I spent most of this Saturday editing a massive horror novel my brilliantly talented husband has written, thus bringing up the subject of professional jealousy in our household. And I’d say it was rampant.


I’ve been Bruce’s first editor from the time we met. He, on the other hand, seldom reads anything I have written. By myself, that is. Often we write together, which means mainly we plot together and he does the actual writing, though not always.


Frankly, I hate to write. I just happen to love what I have written, and often it comes out of the blue anyway and it’s like reading it for the first time. The advantage to being Bruce’s first editor is that I get to read his stuff before anyone else does. The disadvantage is, when I’m editing Bruce’s book, I’m not writing my own.


You’d think that professional jealousy would not rear its ugly head between two people as crazy about each other as we are, but it’s plagued us from the beginning.
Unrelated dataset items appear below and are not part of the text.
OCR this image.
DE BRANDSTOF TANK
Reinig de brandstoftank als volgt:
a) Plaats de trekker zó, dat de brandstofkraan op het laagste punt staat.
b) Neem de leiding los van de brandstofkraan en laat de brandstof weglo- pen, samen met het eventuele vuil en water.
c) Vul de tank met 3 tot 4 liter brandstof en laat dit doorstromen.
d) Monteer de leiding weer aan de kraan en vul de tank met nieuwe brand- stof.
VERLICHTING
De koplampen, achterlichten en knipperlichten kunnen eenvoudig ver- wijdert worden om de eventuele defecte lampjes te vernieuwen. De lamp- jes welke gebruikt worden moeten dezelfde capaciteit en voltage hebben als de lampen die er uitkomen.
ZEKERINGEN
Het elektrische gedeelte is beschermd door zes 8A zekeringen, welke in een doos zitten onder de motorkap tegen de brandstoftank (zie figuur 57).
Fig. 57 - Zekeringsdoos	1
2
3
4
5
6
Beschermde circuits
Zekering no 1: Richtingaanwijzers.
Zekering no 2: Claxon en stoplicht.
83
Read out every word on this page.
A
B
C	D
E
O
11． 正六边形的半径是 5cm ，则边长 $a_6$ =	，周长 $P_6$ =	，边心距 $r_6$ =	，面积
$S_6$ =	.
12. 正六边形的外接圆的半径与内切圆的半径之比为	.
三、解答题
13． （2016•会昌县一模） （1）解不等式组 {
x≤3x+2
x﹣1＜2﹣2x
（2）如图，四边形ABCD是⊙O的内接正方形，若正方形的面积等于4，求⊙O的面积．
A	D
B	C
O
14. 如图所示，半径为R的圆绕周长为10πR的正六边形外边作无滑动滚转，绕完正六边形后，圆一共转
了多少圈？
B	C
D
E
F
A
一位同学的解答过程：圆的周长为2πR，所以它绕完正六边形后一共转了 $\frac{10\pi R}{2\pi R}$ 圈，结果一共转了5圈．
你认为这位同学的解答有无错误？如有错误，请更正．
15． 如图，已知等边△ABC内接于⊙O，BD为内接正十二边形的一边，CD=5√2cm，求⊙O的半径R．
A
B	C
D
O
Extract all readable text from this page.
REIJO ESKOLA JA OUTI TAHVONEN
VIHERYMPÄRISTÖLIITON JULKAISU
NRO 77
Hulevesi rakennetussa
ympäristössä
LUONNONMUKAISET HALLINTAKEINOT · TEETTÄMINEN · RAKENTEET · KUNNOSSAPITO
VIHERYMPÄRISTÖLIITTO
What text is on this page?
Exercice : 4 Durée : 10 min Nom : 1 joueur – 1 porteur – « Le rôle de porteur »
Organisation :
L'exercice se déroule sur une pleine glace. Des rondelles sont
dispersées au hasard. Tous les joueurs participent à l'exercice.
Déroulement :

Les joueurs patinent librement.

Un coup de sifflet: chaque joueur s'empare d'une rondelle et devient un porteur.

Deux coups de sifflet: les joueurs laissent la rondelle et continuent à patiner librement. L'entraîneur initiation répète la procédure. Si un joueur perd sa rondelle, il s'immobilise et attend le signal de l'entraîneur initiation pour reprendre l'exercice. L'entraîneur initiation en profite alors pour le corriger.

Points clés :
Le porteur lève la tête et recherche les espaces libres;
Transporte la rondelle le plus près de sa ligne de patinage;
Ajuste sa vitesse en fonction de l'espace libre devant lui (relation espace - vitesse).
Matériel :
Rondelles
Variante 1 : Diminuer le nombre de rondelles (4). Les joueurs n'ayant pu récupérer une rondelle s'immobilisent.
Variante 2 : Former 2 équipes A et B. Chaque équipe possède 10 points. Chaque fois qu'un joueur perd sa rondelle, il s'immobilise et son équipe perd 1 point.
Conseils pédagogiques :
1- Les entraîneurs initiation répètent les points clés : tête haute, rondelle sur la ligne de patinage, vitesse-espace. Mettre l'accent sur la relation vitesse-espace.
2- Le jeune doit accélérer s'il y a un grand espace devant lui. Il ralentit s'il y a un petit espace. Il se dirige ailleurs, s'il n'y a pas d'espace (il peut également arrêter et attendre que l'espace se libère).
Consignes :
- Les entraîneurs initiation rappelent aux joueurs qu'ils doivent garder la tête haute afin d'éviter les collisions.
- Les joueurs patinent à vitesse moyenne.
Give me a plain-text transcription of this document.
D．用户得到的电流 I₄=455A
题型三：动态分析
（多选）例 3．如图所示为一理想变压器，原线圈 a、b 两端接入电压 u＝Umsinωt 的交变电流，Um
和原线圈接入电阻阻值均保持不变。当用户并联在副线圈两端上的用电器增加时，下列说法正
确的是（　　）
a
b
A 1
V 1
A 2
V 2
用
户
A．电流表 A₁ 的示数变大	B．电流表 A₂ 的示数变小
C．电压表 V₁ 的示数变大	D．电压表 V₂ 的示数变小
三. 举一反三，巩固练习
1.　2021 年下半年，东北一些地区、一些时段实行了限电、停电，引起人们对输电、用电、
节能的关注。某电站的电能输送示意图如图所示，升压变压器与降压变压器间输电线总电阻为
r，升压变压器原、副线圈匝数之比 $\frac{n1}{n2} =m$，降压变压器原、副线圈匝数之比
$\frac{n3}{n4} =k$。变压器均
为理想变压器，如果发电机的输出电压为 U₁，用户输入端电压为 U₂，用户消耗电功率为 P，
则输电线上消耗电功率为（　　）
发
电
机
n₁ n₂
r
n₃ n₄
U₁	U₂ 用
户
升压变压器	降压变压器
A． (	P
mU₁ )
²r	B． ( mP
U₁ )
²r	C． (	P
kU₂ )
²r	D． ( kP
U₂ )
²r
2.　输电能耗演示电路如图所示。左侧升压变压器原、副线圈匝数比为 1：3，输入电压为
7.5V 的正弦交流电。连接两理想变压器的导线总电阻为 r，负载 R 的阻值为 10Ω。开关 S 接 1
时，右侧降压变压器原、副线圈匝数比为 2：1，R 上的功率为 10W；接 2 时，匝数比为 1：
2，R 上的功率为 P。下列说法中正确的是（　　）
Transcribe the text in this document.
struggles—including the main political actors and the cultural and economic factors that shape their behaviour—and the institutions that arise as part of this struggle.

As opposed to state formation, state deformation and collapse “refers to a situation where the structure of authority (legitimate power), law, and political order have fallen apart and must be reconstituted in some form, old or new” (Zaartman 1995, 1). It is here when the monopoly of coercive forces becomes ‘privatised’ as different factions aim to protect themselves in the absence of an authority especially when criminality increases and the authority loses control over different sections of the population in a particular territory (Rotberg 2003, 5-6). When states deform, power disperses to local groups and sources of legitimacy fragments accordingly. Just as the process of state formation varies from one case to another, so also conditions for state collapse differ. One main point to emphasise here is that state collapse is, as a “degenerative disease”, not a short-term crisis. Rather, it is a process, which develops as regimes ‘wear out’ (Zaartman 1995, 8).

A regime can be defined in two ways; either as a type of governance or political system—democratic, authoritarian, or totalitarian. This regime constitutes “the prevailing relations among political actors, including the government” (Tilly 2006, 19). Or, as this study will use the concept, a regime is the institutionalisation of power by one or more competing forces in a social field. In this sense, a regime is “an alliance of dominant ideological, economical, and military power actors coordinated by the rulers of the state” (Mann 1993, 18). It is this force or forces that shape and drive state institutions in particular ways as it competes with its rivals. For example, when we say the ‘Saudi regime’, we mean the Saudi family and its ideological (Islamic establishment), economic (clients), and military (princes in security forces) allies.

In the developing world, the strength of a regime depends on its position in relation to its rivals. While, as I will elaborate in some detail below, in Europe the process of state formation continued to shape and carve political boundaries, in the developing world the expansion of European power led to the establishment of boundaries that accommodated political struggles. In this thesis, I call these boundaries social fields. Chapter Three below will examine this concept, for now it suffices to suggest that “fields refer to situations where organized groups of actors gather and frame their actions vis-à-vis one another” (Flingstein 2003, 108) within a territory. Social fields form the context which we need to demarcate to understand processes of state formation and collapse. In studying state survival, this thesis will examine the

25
We often had to work in different fields just to avoid it. And when we do work together, there’s always the question of who wrote what and which one of us came up with what idea. It gets pretty ridiculous sometimes, since Bruce has no memory for that sort of thing at all and I remember every little detail.


Our writing is actually nothing alike, though I can do a pretty fair imitation of Bruce’s style and have on occasion. But we both grew up on sci-fi and mystery stories, Shirley Jackson, and Alfred Hitchcock films, so we have a lot in common as far as our pop culture vocabulary goes. Nowdays it’s easy to tell the books we own apart; Bruce likes to read male writers and fiction, and I’ll read anything except a romance novel.


I’ve always been Bruce’s biggest fan. I’ve often wished he were mine. That spot is taken by my daughter Akisha, an enormous April booster and someone who has read my screenplays and attempts at novels over the years. As it is she and I often have exactly the same book, we like the same things as far as reading goes, and I trust her implicitly.


Bruce still doesn’t read my writing, exactly the way Richard Matthews in my book, LIE LIKE A WOMAN, does not read the novels Bree, his wife, writes. You could say it was art imitating life…





  1. I understand, but consider it a blessing. At least you don’t have to worry about his criticizing your work. That would be heartbreaking.